W myśl polskich przepisów, kierowca nie może prowadzić pojazdów (w tym roweru) mając w organizmie więcej niż 0,2 promila alkoholu. Wyższa wartość traktowana jest już jako wykroczenie, natomiast ta przekraczająca 0,5 promila jako przestępstwo zagrożone utratą uprawnień i pozbawieniem wolności. Statystyki pokazują jasno, że Polacy biją kolejne niechlubne rekordy, wsiadając do samochodu po pijanemu. Wynika to m.in. z tego, że błędnie oceniają swój stan trzeźwości, bazując na przeczuciu, pozornie dobrym samopoczuciu lub alkomacie, którego skuteczność jest znikoma.
Najbardziej rzetelnych urządzeń używa drogówka. Za darmo można przebadać się takim sprzętem w większości posterunków. Na pewno nie można weryfikować swojego stanu za pomocą internetowych kalkulatorów i aplikacji, ponieważ one tylko teoretycznie i bardzo nieprecyzyjne określają ją na podstawie parametrów naszego ciała. Krótko mówiąc, skuteczność jest nie tyle losowa, co wręcz żadna.

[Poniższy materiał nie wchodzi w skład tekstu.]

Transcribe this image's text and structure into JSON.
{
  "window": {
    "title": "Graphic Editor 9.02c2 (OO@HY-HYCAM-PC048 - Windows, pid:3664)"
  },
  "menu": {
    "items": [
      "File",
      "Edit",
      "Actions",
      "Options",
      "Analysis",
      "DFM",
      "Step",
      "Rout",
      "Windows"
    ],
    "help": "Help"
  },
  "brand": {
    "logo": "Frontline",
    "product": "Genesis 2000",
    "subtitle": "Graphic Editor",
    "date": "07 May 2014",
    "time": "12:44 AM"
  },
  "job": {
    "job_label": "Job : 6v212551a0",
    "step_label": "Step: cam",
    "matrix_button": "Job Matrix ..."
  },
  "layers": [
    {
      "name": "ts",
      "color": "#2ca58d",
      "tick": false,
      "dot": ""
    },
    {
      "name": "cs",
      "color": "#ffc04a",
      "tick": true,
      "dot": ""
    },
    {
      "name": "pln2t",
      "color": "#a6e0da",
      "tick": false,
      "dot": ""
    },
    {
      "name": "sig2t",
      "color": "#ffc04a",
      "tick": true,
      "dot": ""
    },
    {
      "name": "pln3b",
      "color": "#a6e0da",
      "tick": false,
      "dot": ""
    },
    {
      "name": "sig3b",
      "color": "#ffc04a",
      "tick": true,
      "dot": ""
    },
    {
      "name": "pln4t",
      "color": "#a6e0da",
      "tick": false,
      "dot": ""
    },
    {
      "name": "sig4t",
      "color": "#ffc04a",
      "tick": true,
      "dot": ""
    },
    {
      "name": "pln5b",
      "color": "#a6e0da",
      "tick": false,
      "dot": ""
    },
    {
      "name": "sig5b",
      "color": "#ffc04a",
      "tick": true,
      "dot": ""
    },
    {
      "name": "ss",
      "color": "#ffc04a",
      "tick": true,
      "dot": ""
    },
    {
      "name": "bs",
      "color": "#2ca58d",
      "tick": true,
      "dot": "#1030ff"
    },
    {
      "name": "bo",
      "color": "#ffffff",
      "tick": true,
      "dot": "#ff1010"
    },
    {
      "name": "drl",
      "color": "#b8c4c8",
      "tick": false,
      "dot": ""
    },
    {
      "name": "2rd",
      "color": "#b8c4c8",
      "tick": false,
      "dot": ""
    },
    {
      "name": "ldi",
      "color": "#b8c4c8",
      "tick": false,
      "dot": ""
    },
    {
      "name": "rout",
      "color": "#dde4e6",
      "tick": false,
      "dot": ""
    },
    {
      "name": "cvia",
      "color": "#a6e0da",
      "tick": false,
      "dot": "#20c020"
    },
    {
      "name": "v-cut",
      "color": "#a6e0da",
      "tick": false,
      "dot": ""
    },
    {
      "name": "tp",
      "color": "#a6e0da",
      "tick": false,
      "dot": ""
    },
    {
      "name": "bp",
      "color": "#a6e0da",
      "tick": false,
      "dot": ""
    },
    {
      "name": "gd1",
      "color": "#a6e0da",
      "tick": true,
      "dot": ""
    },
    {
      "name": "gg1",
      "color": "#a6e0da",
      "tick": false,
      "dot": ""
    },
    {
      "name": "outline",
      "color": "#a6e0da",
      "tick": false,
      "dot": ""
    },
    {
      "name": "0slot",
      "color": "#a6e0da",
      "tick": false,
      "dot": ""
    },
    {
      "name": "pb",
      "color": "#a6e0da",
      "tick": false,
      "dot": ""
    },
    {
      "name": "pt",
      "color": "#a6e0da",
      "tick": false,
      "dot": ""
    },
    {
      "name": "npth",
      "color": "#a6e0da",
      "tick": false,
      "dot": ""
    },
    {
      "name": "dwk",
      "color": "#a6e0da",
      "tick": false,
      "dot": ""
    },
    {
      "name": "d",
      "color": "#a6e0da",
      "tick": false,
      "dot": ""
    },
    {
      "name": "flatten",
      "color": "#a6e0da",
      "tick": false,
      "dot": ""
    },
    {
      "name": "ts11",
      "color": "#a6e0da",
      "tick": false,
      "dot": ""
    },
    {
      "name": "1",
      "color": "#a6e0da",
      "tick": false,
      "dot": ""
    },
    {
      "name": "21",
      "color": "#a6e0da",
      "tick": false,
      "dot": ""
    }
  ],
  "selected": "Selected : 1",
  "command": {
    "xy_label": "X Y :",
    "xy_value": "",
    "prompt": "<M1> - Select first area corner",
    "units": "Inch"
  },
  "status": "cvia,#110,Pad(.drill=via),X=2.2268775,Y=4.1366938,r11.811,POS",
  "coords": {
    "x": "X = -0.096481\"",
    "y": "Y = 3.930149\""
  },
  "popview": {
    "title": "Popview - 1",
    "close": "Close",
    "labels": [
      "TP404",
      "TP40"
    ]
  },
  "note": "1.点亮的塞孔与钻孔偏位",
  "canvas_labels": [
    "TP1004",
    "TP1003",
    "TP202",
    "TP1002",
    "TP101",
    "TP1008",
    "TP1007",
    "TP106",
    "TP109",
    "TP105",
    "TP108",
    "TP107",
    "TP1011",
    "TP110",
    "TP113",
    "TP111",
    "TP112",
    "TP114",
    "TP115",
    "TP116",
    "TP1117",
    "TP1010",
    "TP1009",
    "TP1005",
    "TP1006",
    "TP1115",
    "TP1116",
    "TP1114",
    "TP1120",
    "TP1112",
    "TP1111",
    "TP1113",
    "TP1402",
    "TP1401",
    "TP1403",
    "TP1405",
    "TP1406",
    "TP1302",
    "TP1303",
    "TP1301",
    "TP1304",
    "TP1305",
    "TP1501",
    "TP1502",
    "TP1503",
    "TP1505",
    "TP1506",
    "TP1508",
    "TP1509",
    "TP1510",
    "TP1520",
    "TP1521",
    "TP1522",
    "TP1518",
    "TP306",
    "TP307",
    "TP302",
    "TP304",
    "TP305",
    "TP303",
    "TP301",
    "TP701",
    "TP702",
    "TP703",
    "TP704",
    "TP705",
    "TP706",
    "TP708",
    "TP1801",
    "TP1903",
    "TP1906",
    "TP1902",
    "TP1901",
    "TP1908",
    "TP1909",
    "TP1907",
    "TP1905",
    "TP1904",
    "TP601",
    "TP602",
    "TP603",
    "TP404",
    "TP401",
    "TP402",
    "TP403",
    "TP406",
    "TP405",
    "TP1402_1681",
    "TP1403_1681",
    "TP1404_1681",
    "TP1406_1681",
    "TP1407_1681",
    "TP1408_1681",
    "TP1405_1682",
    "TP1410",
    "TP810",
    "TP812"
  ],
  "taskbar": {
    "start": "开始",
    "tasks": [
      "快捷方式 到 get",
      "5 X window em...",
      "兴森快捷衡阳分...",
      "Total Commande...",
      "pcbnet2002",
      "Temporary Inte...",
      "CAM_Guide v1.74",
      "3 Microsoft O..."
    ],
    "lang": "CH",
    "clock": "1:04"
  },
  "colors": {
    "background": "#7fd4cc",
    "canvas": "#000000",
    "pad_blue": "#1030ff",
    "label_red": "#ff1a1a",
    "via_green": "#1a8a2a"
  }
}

Jeśli planujemy zakup własnego alkomatu, kierujmy się zasadą, że w parze z jakością idzie cena. Chcąc mieć pewność dokładnego i pewnego pomiaru, musimy szykować się na wydatek rzędu 800 - 1000 zł. Te najtańsze i jednorazowe kosztują kilka złotych i można je znaleźć nawet w stacjach benzynowych. Trzeba jednak podchodzić do nich z dużą ostrożnością. Dobry alkomat, który ma pokazywać wiarygodny wynik, musi być skalibrowany i regularnie serwisowany, przynajmniej raz w roku. Taka "regeneracja" urządzenia to wydatek od 50 do 200 zł. Bardzo ważne jest również jego przechowywanie w stałej temperaturze pokojowej i w miarę stałe używanie, nawet profilaktyczne. Dlatego też nie warto wozić go w samochodzie, aby nie narażać na zimno i wilgoć. Z pomiarem należy się natomiast wstrzymać ok. 30 minut od wypicia alkoholu, tak samo długo nie sięgać po papierosa, gumę do życia i słodycze z alkoholem. Jeżeli poprzedniego wieczora mieliśmy suto zakrapianą imprezę, dla bezpieczeństwa własnego i innych warto jednak w ogóle nie wsiadać za kółko przynajmniej przez 24 godziny.